Letting Go of Shame

I am reading a book loaned to me by a friend: Mindfulness and the 12 Steps by Therese Jacobs Stewart. This morning I read what Stewart writes about three sources of shame.

  1. We Can Inherit Shame from Our Family of Origin
    She mentions family secrets, things that have gone on in one’s family that makes one fearful that others will find out and these things might cause them to make judgments about us. Many of my friends talk about the culture of alcohol abuse in their families as they were growing up. Stewart also mentions ethnic or cultural histories such as oppression or genocide. After doing volunteer work on an Indian Reservation years ago, I came to feel shame over what the white European Americans did to the indigenous people living on these lands.
  1. We Feel Shame If We Have Been Treated Badly by Others
    Examples Stewart gives are being neglected or emotionally, physically, or sexually abused. Whatever the abuse or neglect situation, children will feel like something is wrong with them. In his book I’m Okay, You’re Okay author Thomas Harris writes at length at how children take in this message that they are not okay. Steward frames the message to self like this: Why wouldn’t Mom or Dad pay attention to me? Maybe I want too much. Maybe they don’t like me. Maybe I am unlovable. Children can feel this way even in families where parents do a good job of parenting. Stewart says that children “absorb shame like a porous sponge soaking in water.” It is the nature of children, being the small, vulnerable members in their situation. I had to deal with some of these feelings even as late as in my 50s.
  1. We Engender Shame When We Act Badly toward Ourselves or Others
    In my experience, the harms I have done to others cause the greatest shame for me.
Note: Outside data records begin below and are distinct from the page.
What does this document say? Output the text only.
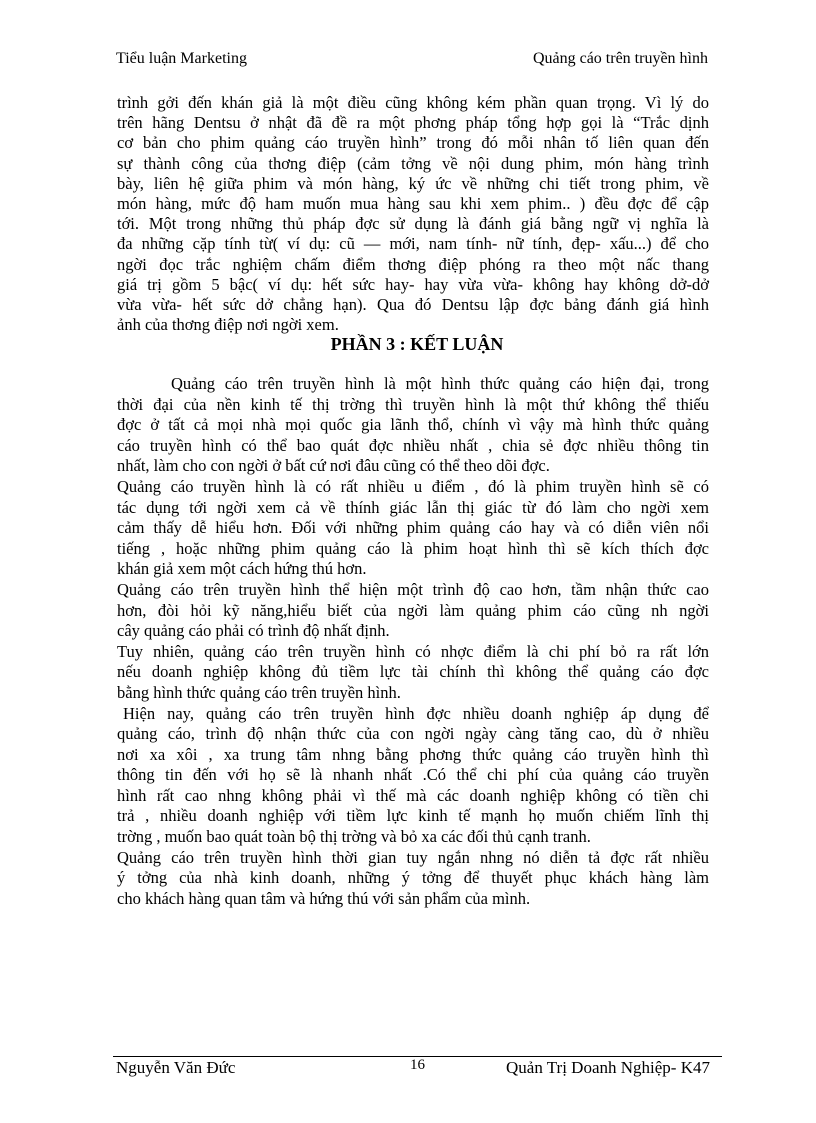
Tiểu luận Marketing	Quảng cáo trên truyền hình
trình gởi đến khán giả là một điều cũng không kém phần quan trọng. Vì lý do
trên hãng Dentsu ở nhật đã đề ra một phơng pháp tổng hợp gọi là “Trắc dịnh
cơ bản cho phim quảng cáo truyền hình” trong đó mỗi nhân tố liên quan đến
sự thành công của thơng điệp (cảm tởng về nội dung phim, món hàng trình
bày, liên hệ giữa phim và món hàng, ký ức về những chi tiết trong phim, về
món hàng, mức độ ham muốn mua hàng sau khi xem phim.. ) đều đợc để cập
tới. Một trong những thủ pháp đợc sử dụng là đánh giá bằng ngữ vị nghĩa là
đa những cặp tính từ( ví dụ: cũ — mới, nam tính- nữ tính, đẹp- xấu...) để cho
ngời đọc trắc nghiệm chấm điểm thơng điệp phóng ra theo một nấc thang
giá trị gồm 5 bậc( ví dụ: hết sức hay- hay vừa vừa- không hay không dở-dở
vừa vừa- hết sức dở chẳng hạn). Qua đó Dentsu lập đợc bảng đánh giá hình
ảnh của thơng điệp nơi ngời xem.
PHẦN 3 : KẾT LUẬN
Quảng cáo trên truyền hình là một hình thức quảng cáo hiện đại, trong
thời đại của nền kinh tế thị trờng thì truyền hình là một thứ không thể thiếu
đợc ở tất cả mọi nhà mọi quốc gia lãnh thổ, chính vì vậy mà hình thức quảng
cáo truyền hình có thể bao quát đợc nhiều nhất , chia sẻ đợc nhiều thông tin
nhất, làm cho con ngời ở bất cứ nơi đâu cũng có thể theo dõi đợc.
Quảng cáo truyền hình là có rất nhiều u điểm , đó là phim truyền hình sẽ có
tác dụng tới ngời xem cả về thính giác lẫn thị giác từ đó làm cho ngời xem
cảm thấy dễ hiểu hơn. Đối với những phim quảng cáo hay và có diễn viên nổi
tiếng , hoặc những phim quảng cáo là phim hoạt hình thì sẽ kích thích đợc
khán giả xem một cách hứng thú hơn.
Quảng cáo trên truyền hình thể hiện một trình độ cao hơn, tầm nhận thức cao
hơn, đòi hỏi kỹ năng,hiểu biết của ngời làm quảng phim cáo cũng nh ngời
cây quảng cáo phải có trình độ nhất định.
Tuy nhiên, quảng cáo trên truyền hình có nhợc điểm là chi phí bỏ ra rất lớn
nếu doanh nghiệp không đủ tiềm lực tài chính thì không thể quảng cáo đợc
bằng hình thức quảng cáo trên truyền hình.
Hiện nay, quảng cáo trên truyền hình đợc nhiều doanh nghiệp áp dụng để
quảng cáo, trình độ nhận thức của con ngời ngày càng tăng cao, dù ở nhiều
nơi xa xôi , xa trung tâm nhng bằng phơng thức quảng cáo truyền hình thì
thông tin đến với họ sẽ là nhanh nhất .Có thể chi phí của quảng cáo truyền
hình rất cao nhng không phải vì thế mà các doanh nghiệp không có tiền chi
trả , nhiều doanh nghiệp với tiềm lực kinh tế mạnh họ muốn chiếm lĩnh thị
trờng , muốn bao quát toàn bộ thị trờng và bỏ xa các đối thủ cạnh tranh.
Quảng cáo trên truyền hình thời gian tuy ngắn nhng nó diễn tả đợc rất nhiều
ý tởng của nhà kinh doanh, những ý tởng để thuyết phục khách hàng làm
cho khách hàng quan tâm và hứng thú với sản phẩm của mình.
Nguyễn Văn Đức	16	Quản Trị Doanh Nghiệp- K47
I have learned how to make amends with those I may have harmed and to forgive myself. Most of the time, when I have harmed others, it was not with the intent to hurt. But of course, the fact that I did not intend a harm does not mean that it did not happen. In fact, most harms I have done were done thoughtlessly, when I was operating in my own head, disregarding how others around me might be feeling. Sometimes an amends is for not being sensitive when someone was being hurt.

I really appreciate this analysis about the shame we experience in life. Knowing the source of my shame helps me to know what to do about it. When shame has its source in my family of origin or in my culture, I can be honest about my family’s or my culture’s black mark, note my own participation in it and become part of “breaking the cycle” of harms being passed on from one generation to another.
When the shame I feel is a result of harms done to me personally, I can share my pain with an understanding and wise friend or with a therapist. Then I can open myself up to being loved by others so that my wounds will be healed.
When I have harmed others, I can own up to what I have done and make amends wherever I can as long as doing so will not harm someone else. When I can’t make amends, such as when the person I have harmed is no longer living, there are ways to ritually mend the wounds such as writing a letter to that person. The key is that, once I have made a sincere amends, I let it go so that shame can dissipate.